Utilization of superconducting magnetic energy storage and doubly fed induction generator for enhancing stability of interconnected power system

As the share of wind power keeps on increasing, the interaction between synchronous and wind generators pose a challenging issue on power system stability. In order to investigate the impact of wind penetration on stability of power system, appropriate modeling of wind energy conversion systems (WECSs) is necessary. Moreover, it is needed to comprehensively study the impact of wind penetration on power system oscillations. This paper presents a didactic approach for integrating a doubly fed induction generator (DFIG)-based wind farm from SimPower Systems library to a five-area 68-bus power system modeled in Simulink. Inter-area oscillations with and without wind power penetration are investigated for their characteristics.
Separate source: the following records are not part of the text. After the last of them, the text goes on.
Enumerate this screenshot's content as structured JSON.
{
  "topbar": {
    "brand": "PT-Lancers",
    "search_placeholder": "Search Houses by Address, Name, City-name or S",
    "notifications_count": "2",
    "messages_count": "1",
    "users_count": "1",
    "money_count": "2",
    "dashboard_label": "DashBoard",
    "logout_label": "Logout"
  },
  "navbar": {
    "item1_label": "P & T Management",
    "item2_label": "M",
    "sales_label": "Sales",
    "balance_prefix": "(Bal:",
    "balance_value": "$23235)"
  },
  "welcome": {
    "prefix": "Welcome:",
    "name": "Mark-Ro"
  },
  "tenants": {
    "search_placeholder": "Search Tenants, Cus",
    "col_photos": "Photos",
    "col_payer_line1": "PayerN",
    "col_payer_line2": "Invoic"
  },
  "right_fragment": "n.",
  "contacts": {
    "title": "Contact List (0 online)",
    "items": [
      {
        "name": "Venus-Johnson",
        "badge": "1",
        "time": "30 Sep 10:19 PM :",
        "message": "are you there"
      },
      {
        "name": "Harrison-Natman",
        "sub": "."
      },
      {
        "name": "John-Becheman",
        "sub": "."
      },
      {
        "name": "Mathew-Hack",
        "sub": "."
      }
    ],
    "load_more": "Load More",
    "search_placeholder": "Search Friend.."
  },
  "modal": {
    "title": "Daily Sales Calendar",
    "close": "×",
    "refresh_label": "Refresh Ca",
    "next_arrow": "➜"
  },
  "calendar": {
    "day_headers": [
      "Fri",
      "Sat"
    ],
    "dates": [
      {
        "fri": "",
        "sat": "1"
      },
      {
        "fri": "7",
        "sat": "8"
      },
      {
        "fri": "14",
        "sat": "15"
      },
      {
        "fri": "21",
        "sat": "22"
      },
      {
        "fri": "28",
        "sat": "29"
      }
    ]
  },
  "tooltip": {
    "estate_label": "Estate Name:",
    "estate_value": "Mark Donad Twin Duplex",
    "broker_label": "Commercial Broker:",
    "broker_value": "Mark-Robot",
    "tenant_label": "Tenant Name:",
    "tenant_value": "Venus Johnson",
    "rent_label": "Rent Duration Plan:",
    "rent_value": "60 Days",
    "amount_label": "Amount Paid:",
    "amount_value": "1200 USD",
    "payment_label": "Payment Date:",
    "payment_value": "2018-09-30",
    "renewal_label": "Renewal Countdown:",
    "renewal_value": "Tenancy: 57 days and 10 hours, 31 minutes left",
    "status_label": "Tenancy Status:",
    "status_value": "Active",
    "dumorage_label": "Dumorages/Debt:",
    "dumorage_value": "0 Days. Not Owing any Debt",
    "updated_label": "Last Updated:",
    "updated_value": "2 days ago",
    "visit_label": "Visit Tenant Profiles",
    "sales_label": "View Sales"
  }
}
Renewable energy sources are connected to the grid via power electronics converters at the cost of a reduction in inertia. The concept of virtual synchronous generator (VSG) produces virtual inertia by exchanging active power with the power system. The impact of superconducting magnetic energy storage (SMES) and DFIG on enhancing damping performance of inter-area is investigated. The increase in damping ratios of inter-area oscillatory modes verifies the enhancement in small signal stability by connecting SMES and DFIG to the power system. The usage of SMES operating in VSG mode to improve the dynamic stability with highly erratic wind profile is also investigated. The developed MATLAB/SIMULINK-based DFIG model is simple to use and can be expanded to build efficient controllers. The fidelity of the DFIG model and VSG technology is verified in real time by Opal-RT (OP4510).